Themes are the fundamental and often universal ideas explored in a literary work.
Apocalypse Now continually spotlights the ironies that accompanied the Vietnam War in particular and western imperialism in general. The film is not overtly antiwar, but it takes pains to reveal the atrocities of a war fought by the United States in the name of democracy and freedom. In the air strike, sampan, and bridge scenes, Coppola clearly depicts the death and destruction that result directly from U.S. involvement. Instead of helping innocent civilians, American troops kill them. They are strangers in a strange land, yet they act as if they own it, staking out territory and firing without provocation.

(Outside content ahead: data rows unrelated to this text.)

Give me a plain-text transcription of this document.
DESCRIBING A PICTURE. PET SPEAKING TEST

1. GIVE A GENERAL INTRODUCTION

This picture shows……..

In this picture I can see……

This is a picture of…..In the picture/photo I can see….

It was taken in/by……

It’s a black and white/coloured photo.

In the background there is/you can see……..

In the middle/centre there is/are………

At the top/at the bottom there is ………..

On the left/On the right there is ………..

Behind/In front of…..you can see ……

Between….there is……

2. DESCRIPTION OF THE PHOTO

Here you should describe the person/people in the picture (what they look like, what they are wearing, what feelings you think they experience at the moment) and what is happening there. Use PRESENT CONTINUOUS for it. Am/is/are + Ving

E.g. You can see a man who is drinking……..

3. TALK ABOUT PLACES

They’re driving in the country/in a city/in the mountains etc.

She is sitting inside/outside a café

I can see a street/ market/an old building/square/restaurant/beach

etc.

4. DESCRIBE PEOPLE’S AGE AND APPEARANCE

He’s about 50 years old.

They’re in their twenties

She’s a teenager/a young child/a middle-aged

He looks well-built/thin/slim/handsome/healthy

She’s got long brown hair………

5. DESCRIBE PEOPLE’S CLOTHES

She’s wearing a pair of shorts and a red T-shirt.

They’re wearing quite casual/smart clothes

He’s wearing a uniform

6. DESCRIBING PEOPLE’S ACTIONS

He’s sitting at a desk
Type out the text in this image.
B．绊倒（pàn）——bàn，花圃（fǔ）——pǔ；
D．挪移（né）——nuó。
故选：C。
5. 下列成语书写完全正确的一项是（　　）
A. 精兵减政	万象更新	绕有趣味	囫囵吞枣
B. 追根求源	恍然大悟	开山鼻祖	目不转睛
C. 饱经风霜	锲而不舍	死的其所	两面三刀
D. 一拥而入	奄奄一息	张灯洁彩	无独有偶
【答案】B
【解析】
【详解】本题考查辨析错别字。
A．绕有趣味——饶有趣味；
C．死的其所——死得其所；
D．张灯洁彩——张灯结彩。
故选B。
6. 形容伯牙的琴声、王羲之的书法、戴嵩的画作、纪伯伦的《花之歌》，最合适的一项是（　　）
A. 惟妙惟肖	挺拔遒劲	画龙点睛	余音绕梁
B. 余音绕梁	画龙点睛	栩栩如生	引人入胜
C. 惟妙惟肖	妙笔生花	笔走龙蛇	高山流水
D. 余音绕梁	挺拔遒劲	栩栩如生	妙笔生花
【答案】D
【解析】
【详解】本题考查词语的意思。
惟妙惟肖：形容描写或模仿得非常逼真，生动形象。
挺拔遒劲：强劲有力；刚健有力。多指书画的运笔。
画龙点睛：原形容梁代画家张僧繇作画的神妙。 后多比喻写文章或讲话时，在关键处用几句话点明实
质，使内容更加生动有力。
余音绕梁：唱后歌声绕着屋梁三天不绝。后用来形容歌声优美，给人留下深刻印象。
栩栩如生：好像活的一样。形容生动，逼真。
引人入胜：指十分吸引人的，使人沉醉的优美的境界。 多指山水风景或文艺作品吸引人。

The film characterizes Willard’s mission as the epitome of hypocrisy: in the midst of scores of senseless killings, the U.S. military is wasting energy and lives on killing one of its highest-ranking military officials. While Kurtz may well have gone insane, it's not clear why killing him is a priority when U.S. troops and Vietnamese civilians are dying. Moreover, since the military seems to encourage assassination in war, as evidenced by Willard’s assignment, we may question why Kurtz is demonized for killing two people who may have been working against the United States. Willard points out a number of other hypocrisies in his narration. For instance, after killing the Vietnamese peasant in the sampan, he reflects, “We’d cut them in half with a machine gun and give them a Band-Aid. It was a lie.” When Willard kills the woman, the others’ perception of him changes, yet Clean is not criticized for shooting preemptively and killing an entire family—because he was following protocol.
The film is a metaphor for a journey into the self and shows how the self, in the face of war, darkens beyond recognition. As they move upriver, Willard and the PBR crew become more agitated and separated from reality. Each experiences his own kind of mental breakdown. Chef enters the jungle, has a run-in with a tiger, and is no longer the same—his temper becomes shorter, and he withdraws further into drugs. Lance turns to drugs too, but he also camouflages his face, signaling a changed self . When Clean is killed, Chief breaks down emotionally and becomes a changed man. Willard, already broken from his first tour in Vietnam, becomes obsessed with his target. What originally is a mysterious, exciting voyage morphs into a descent into hell, and the characters respond by hardening themselves, withdrawing, and transforming. The cinematography reflects their impending madness by cloaking the journey in darkness and fog, creating an increasingly hallucinatory atmosphere.
While the Vietnamese are fighting for their homes, American troops are fighting to go home—and home, to them, is a combination of surfing, Playboy Playmates, and psychedelic rock. These values are what the soldiers in Apocalypse Now live for, and Willard often reflects upon their emptiness and absurdity. Kilgore’s introductory scene also features a team of American journalists ridiculously filming the soldiers and telling them not to look at the camera. The film crew essentially converts the war into popular entertainment, much as actual footage of Vietnam once dominated the airwaves, exacerbating the antiwar movement. After a senseless air strike, Kilgore orders his men to surf or fight. The priorities of the American officers seem confused, to say the least.
Perhaps the biggest absurdity appears when Willard and the PBR crew happen upon a military supply post where a USO show is about to take place. In showing the Playmates in Vietnam, the film highlights the contrasts between American and Vietnamese values. Frenzied U.S. soldiers drool over the women they can’t have while Vietnamese villagers eat rice calmly. Willard reflects on the contrast: “[Charlie’s] idea of great R and R was cold rice and a little rat meat. He had only two ways home: death or victory.” Meanwhile, as he speaks, American soldiers continue hooting loutishly.